Over the next four years, new student residences and new department buildings were in the plans. A new data centre had been recently erected with cloud-based services being extended to other educational institutions. Many new initiatives supporting teaching, learning and administrative functions introduce new devices that require IP addressing. The wireless client base was steadily increasing 10-15% annually. While private IPv4 addresses were used wherever possible, additional public addresses were necessary to support these activities, so an application was made and granted.

Meanwhile, efforts to conserve IPv4 address space are ongoing.

As of September 2015, all available IPv4 space in North America has been assigned. Read more about it here.
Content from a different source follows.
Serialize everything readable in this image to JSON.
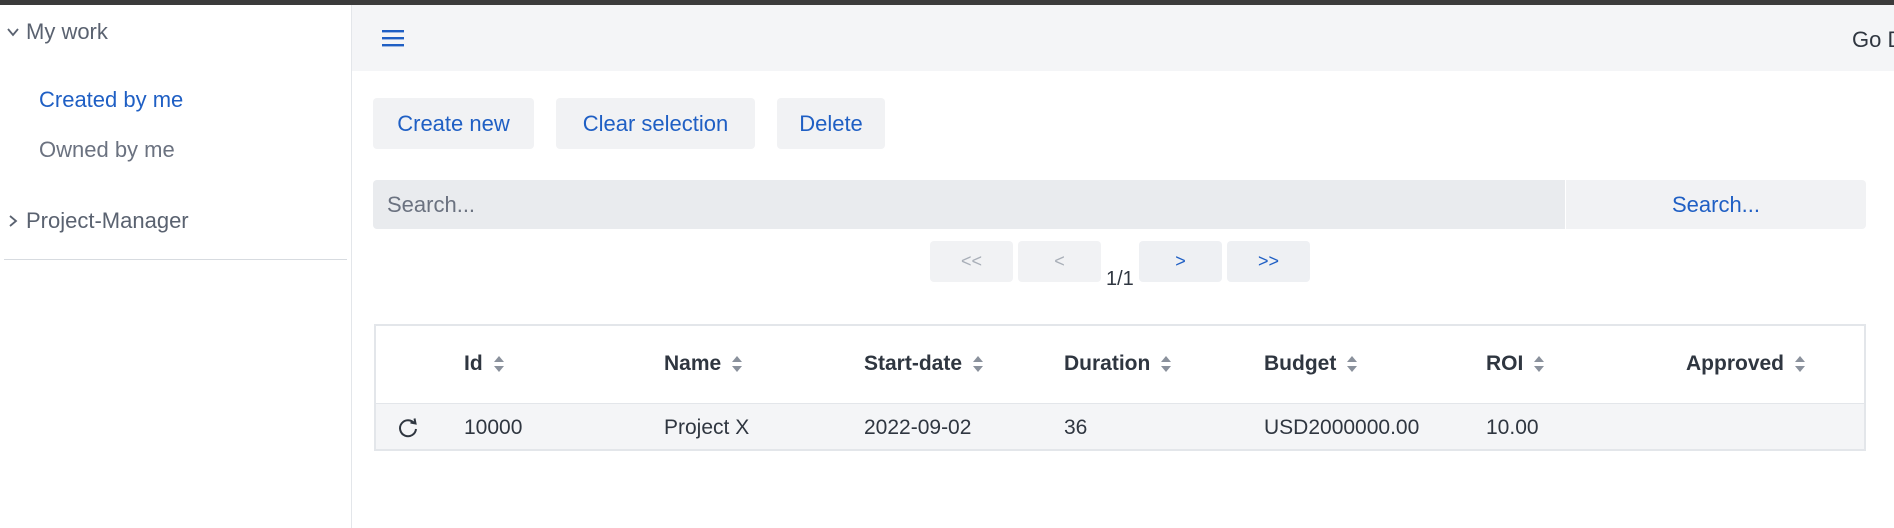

Migrating hosts to IPv6 is dependent on the underlying infrastructure providing support for IPv6. Nowadays, devices typically come with IPv6 support out of the box and have dual-stack support for IPv4 and IPv6 communications.

As a pilot, IPv6 routing was enabled on campus in 2010 to support the Computer Science Department's Debian IPv6 Project and it was a successful effort. UBC also participated in World IPv6 Day the following year. Also read our director's last blog post on IPv6. While UBC IT plans to migrate to IPv6, the current IPv4 situation is manageable affording some time to focus on other areas of infrastructure also requiring urgent attention. Migration plans will be shared with the community as it becomes available and will require significant planning, coordination and configuration changes.

Meanwhile, while various parts of UBC's infrastructure are dual-stack capable, IPv6 has not been fully enabled throughout the campus. Clients attempting to use IPv6 will experience connectivity issues, therefore, network adapters should be configured to use IPv4 for communications.